Nei cani, la misurazione dell’elastasi pancreatica 1 è un utile strumento di screening, in particolare nei pazienti con segni gastrointestinali aspecifici. Può servire come test integrativo o preliminare per determinare l’immunoreattività specifica tripsina-simile (cTLI). Valori normali di elastasi generalmente escludono un’insufficienza pancreatica esocrina (EPI) clinicamente rilevante. Valori significativamente ridotti possono indicare una disfunzione esocrina, ma è necessaria la conferma con la cTLI sierica.

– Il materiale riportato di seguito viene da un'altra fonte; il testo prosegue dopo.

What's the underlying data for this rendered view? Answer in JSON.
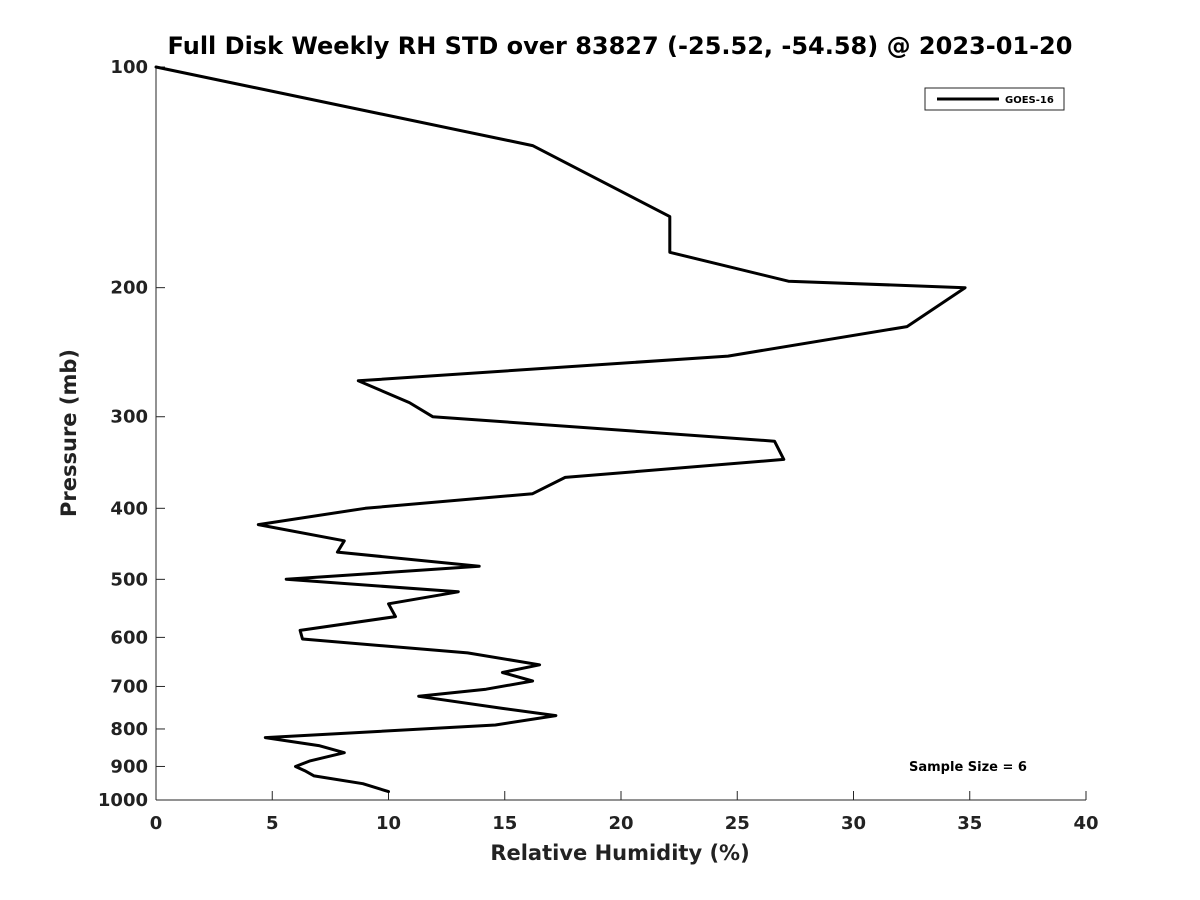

Basse concentrazioni di elastasi fecale possono verificarsi, ad esempio, a causa dell’effetto diluitivo nella diarrea e pertanto non sono di per sé conclusive per l’EPI. Basse concentrazioni possono essere osservate anche in cani sani. Una concentrazione di cTLI entro l’intervallo di riferimento depone contro la presenza di EPI, anche se l’elastasi fecale è molto bassa. Solo in casi molto rari l’EPI è accompagnata da basse concentrazioni di elastasi fecale, ma concentrazioni di cTLI normali o al di sotto della norma.
Ciò può verificarsi in situazioni come l’occlusione del dotto pancreatico (il pancreas stesso rimane funzionale, ma gli enzimi non raggiungono l’intestino), o quando il prelievo di sangue per la cTLI non viene eseguito a digiuno o si verifica durante un episodio di pancreatite (l’enzima residuo ancora presente viene rilasciato nel sangue).
6. Acidi biliari (totali)
Gli acidi biliari vengono sintetizzati nel fegato e secreti nell’intestino tenue durante la digestione.
Circa il 95% viene riassorbito nell’ileo. L’interruzione di questo riassorbimento, ad esempio a causa di un’infiammazione cronica, porta a un aumento della quantità di acidi biliari primari nel colon, che può scatenare diarrea secretoria. Analogamente, la disbiosi con ridotta conversione in acidi biliari secondari da parte di Clostridium hiranonis (rinominato Peptacetobacter hiranonis) può influenzare questi processi.
7. Indagini sulla disbiosi
Il microbiota intestinale svolge un ruolo chiave nella patogenesi delle enteropatie croniche. I test sulla disbiosi quantificano le specie batteriche marcatrici rilevanti (ad esempio Faecalibacterium, Turicibacter, Clostridium hiranonis) utilizzando metodi basati sulla PCR e ne valutano lo scostamento dallo stato fisiologico. Un punteggio alterato indica un’alterazione dell’omeostasi microbica e può avere rilevanza prognostica.
Conclusione
Negli ultimi anni, la valutazione dei biomarcatori fecali è diventata sempre più integrata nella diagnosi e nel monitoraggio terapeutico delle enteropatie croniche. Mentre l’α1-antitripsina e la calprotectina possono fornire indicazioni dirette di perdita proteica e infiammazione, altri possono offrire informazioni aggiuntive sull’integrità funzionale e microbica dell’intestino. Il loro uso mirato può fornire una base per decisioni terapeutiche, valutazioni di follow-up e prognosi. Rimane essenziale interpretare i risultati nel contesto clinico e, ove appropriato, combinare diversi parametri per migliorare il valore diagnostico.